Verse translation — translating poems as poems — is perhaps the most difficult and underappreciated task any writer can be tasked with. Doing so usually requires fluent command (though, as Douglas Hofstadter proves, there are exceptions) of both the original language and the target one, command that extends beyond just communication standards but knowledge of poetic norms. For example: Is reproduction of a rhyme scheme viable? a metrical structure? If it is not, how does one go about reproducing the “flavor” of the thing?
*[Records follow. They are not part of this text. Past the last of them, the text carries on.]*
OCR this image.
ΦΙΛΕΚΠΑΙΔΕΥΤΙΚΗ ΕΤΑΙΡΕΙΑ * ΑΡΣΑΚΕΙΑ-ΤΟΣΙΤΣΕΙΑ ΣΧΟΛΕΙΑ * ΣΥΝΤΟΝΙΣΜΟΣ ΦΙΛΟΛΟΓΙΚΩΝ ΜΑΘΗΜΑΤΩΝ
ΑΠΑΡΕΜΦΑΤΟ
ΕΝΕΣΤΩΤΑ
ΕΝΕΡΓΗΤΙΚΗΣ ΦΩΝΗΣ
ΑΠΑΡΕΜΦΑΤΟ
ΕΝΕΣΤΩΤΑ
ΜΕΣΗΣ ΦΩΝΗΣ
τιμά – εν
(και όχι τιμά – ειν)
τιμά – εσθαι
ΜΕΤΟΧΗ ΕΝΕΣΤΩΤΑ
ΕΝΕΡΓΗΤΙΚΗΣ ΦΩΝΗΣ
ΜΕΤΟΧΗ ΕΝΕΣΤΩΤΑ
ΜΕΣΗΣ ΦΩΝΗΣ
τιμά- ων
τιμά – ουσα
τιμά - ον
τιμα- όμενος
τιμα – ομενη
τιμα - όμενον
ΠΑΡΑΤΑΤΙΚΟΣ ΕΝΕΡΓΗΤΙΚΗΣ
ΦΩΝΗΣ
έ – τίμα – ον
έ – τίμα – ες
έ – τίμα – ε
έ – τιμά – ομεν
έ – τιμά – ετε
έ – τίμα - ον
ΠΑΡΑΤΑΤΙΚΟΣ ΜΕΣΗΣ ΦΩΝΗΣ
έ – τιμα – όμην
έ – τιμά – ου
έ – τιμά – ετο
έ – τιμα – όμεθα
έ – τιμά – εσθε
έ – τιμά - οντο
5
Naturally, despite the difficulty of the work, verse translators often labor in obscurity, with their names invoked only after the originator. So one might say, for example, “Hofstadter’s Pushkin” or “Falen’s Pushkin” when referring to different translations of Eugene Onegin, or “Fitzgerald’s Aeneid vs. Fagles’ Aeneid vs. Lombardo’s Aeneid, and so on (though in this case the name of the work has become inseparable from its originator, i.e. Virgil).
Yet verse translation, despite its thanklessness, is necessary. Prose can only go so far in translating a work of literature — indeed, it turns everything into novels. You lose some sense of the epic in Graves’ execrable translation of Pharsalia — or his prose renditions of Homer and Virgil which I vaguely recall reading in middle school — and a prose translation of Eugene Onegin loses its sense of verse-ness and hence the bulk of Pushkin’s punch.
In This Craft of Verse, Borges points out that “the translator’s work is always supposed to be inferior — or what is worse, is felt to be inferior” (“Word-Music and Translation”, pg. 65) despite the fact that he holds Campbell’s translation “When all the house was hushed” to be superior to San Juan de la Cruz’s original “estando ya mi casa sosegada” (pgs 60-65 ff). Why should this be?
Perhaps Borges has tripped himself up by his own choice of language here (recall Wittgenstein). It isn’t necessarily “inferiority”, which implies the original’s superiority; it’s that we feel the translator is somehow a broker, a go-between allowing us access to the original despite the fact that we cannot read the language. Thus, for example, unless they have name their names elsewhere, as Nabokov or Hofstadter e.g. have, we tend to ignore the translator’s efforts in allowing us access to this or that famous work. How many of us, for example, know that William Weaver translated Umberto Eco’s The Name of the Rose for our reading pleasure?
Seen from this perspective, translation is little more than ghostwriting with a byline.
Tellingly, perhaps, Borges never translated his own texts, despite being bilingual more-or-less from birth in English and Spanish and achieving fluency in at least German and probably French too (the former he tells us as much; the latter because he went to a Francophone college in Geneva). Translating one’s own work can be thought of as an act of interpretation — you’re re-interpreting yourself for a whole new audience — and can anything be more arrogant than that?* **
* Lots of things, to be honest. I can think of a few off the top of my head.
** It’s worth pointing out here that the fourth section of T.S. Eliot’s The Waste Land, “Death by Water”, which runs like this:
Phlebas the Phoenician, a fortnight dead,
Forgot the cry of gulls, and the deep sea swell
And the profit and loss.
And the profit and loss. A current under sea
Picked his bones in whispers. As he rose and fell
He passed the stages of his age and youth
Entering the whirlpool.
Entering the whirlpool. Gentile or Jew
O you who turn the wheel and look to windward,
Consider Phlebas, who was once handsome and tall as you.
is in fact a translation into English of the end of his earlier French poem Dans le restaurant (“In the Restaurant”), which runs like this:
Phlébas, le Phénicien, pendant quinze jours noyé,
Oubliait les cris des mouettes et la houle de Cornouaille,
Et les profits et les pertes, et la cargaison d’etain:
Un courant de sous-mer l’emporta tres loin,
Le repassant aux étapes de sa vie antérieure.
Figurez-vous donc, c’etait un sort penible;
Cependant, ce fut jadis un bel homme, de haute taille.
“Death by Water” has always been my favorite part of The Waste Land, incidentally.